To prove he was a good boy the varmint stopped yapping and started growling at me.
“What nasty little teeth you have. I can’t take care of him! I don’t even have any dog food! Will he sleep in the tote bag?”
“No, silly! He’ll sleep on the bed with you! I know he’ll sleep soundly next to a big, strong, handsome man like you. It always worked for me!” The dashboard lights revealed she was batting her eyes at me, suggesting promises she’d never been able to keep.
“But that was a long time ago, and you know there were reasons why we split up.”
“Oh, don’t worry about that! The past is the past, I always say.” She pulled an envelope out of her purse and gave it to me. “That should cover his dog food expenses.” She turned to the mutt. “You be a good boy, Floozy! I love you!” The beast stopped growling for a moment as she gave it a pet, then resumed when she pulled her hand back in the car.

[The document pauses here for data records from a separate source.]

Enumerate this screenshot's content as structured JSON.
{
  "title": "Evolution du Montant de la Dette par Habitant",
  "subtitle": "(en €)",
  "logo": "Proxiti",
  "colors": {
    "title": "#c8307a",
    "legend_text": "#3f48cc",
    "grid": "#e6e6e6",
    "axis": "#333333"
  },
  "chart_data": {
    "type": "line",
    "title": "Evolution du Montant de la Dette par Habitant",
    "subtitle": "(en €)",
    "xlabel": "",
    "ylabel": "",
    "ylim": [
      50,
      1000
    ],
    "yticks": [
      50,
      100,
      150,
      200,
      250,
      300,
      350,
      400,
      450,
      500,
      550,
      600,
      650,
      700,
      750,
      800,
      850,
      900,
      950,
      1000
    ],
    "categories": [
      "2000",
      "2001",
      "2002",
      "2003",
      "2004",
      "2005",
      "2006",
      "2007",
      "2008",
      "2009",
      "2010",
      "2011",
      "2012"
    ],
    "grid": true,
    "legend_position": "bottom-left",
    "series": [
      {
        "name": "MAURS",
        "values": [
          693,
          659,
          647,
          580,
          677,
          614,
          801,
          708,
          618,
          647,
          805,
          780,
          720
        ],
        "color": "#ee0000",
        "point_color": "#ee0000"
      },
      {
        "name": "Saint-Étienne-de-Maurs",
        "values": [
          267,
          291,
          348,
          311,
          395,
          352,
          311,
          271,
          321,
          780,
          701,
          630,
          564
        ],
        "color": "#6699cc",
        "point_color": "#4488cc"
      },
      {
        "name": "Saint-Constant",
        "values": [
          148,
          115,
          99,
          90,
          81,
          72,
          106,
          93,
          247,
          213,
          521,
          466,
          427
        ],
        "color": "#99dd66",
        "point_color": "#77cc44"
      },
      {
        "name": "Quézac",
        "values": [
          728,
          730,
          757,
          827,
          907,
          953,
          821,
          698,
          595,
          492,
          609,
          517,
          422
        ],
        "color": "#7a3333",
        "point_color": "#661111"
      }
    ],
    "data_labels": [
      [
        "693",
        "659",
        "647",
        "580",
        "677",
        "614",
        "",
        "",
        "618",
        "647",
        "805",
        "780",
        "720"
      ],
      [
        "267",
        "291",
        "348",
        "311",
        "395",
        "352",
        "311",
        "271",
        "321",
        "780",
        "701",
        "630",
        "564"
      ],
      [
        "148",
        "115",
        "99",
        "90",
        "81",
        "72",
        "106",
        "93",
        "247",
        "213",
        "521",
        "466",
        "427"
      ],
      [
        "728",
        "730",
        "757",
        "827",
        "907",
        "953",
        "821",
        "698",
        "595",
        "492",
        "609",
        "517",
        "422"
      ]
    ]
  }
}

“But how long are you going to be away?”
The car started to move. “I’ll call you! Bye! And thank you!” she hollered as, gravel flying, she pulled out of the parking lot and hurled off past the amusement park. The resulting silence was quickly broken as the pampered pooch resumed yapping.
“I know what you’re going through,” I said to the pup. “That feeling of abandonment won’t ever go away.” Knowing I’d once again been played for a sap, I opened the car door and climbed in with the tote.
Cue sexy female narrator: ‘In the sleepy burg know as Smugtown, U.S.A. one man is left holding the bag: Patton, P.I.’ Cue ending music.